Methods are also known which employ a voltage zone defined as a group of one or more tightly-coupled generator P-V buses together with the union of the sets of load buses they mutually support. In such methods, amount of reactive power supply to maintain an acceptable voltage level is controlled. A disadvantage of this approach, however, is that characterizing a voltage stability margin in terms of voltage does not protect against classic voltage collapse.
Current engineering methods of locating potential voltage instability problems includes simulating all single line outage contingencies, and identifying those that do not solve as causing voltage instability. However, the lack of a solution is not a guarantee of voltage instability; a lack of a solution can occur because: the load flow Newton-Raphson-based algorithms are not guaranteed to converge from any particular starting solution, but converge only when the starting point is sufficiently close to the solution; the load flow convergence is not guaranteed even when the system is close to a solution if the solution is close to a bifurcation; round-off error affects the load flow convergence; and discontinuous changes due to switching of shunt elements, or outages of generators or lines can have a dramatic effect on whether the load flow algorithm will converge to a solution.

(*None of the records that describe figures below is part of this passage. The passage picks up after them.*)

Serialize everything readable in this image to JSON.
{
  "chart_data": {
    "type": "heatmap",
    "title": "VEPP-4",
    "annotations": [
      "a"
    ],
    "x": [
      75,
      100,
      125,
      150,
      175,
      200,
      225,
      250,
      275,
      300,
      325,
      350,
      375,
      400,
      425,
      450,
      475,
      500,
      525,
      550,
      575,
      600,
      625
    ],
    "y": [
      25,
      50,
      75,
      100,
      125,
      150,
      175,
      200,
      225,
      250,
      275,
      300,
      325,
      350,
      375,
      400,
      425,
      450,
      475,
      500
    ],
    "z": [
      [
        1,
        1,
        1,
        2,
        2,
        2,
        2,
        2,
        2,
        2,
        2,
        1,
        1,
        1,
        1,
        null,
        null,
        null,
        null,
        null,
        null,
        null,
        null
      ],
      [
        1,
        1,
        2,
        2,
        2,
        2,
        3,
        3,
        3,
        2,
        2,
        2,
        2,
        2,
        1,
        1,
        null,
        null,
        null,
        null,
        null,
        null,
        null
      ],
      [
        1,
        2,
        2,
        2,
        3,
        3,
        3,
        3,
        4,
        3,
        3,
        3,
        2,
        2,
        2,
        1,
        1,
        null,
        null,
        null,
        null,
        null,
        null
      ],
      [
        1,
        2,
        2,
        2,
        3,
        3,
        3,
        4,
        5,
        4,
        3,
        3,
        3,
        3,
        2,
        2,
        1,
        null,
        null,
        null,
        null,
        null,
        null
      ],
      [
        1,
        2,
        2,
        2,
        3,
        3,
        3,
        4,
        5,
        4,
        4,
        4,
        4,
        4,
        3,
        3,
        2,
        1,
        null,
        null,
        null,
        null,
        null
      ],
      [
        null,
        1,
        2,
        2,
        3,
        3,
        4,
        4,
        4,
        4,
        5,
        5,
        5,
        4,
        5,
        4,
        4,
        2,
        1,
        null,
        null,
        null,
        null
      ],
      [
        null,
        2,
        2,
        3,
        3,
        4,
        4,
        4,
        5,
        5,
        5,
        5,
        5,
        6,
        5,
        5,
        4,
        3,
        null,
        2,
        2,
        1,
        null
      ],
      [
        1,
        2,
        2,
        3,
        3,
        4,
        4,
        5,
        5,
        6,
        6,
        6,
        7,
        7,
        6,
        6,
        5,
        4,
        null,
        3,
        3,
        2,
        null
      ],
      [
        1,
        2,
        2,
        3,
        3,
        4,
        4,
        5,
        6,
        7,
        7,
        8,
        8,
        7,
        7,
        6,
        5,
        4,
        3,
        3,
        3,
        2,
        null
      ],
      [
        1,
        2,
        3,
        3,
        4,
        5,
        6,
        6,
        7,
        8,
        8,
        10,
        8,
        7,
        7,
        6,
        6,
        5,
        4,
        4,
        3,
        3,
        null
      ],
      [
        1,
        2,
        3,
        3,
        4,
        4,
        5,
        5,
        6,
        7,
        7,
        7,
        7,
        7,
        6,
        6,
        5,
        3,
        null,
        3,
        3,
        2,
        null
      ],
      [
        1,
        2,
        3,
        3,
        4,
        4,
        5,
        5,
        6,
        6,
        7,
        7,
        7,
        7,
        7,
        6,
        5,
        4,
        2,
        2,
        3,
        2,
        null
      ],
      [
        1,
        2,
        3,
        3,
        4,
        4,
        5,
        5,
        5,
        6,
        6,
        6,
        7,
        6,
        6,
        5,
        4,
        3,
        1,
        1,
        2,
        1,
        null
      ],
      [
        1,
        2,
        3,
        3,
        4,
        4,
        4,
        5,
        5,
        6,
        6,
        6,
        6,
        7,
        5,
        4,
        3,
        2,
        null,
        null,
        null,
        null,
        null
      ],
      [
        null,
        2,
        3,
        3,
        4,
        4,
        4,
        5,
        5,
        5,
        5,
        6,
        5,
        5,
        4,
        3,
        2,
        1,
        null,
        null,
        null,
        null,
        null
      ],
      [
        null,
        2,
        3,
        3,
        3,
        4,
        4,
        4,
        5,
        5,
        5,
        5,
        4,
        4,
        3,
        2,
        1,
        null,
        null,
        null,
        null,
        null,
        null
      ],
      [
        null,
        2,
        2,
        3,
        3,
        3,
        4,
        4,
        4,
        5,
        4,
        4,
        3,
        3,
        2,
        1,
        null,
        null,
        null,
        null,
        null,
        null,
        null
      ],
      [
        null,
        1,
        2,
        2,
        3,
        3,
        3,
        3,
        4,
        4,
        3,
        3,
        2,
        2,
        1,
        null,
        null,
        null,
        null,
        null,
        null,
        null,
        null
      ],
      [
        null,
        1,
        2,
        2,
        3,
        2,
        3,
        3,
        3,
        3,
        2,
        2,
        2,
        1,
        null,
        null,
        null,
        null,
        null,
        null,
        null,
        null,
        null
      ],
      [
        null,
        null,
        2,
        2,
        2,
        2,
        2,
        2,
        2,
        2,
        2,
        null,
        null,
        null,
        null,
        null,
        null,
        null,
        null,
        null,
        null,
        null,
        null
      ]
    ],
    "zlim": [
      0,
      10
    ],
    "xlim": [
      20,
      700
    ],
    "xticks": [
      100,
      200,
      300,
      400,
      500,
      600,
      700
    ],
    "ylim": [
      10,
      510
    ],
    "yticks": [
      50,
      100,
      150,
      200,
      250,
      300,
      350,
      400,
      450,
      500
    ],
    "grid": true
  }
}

The converged solutions for all single outages only indicates that there are no bifurcations. In order to attempt to prove that the absence of a converged solution is caused by voltage instability, substantial manpower and computer processing time are required. In one such method, the absence of a converged solution is determined to be due to voltage collapse if one can add a fictitious generator with infinite reactive supply at some bus to obtain a converged load flow solution. This method is not foolproof, and furthermore, does not indicate the causes of voltage instability nor indicate where it occurs.
However, current methods are incapable of identifying all of the many different voltage stability problems that can occur in a transmission system. A very routine operating change or supposedly insignificant contingency in a remote region of the system, followed by another contingency, can cause voltage instability. Furthermore, voltage instability may occur in many different sub-regions of the system. Current methods lack diagnostic procedures for identifying causes of specific voltage stability problems, as well as systematic and intelligent enhancement procedures for preventing voltage instability problems.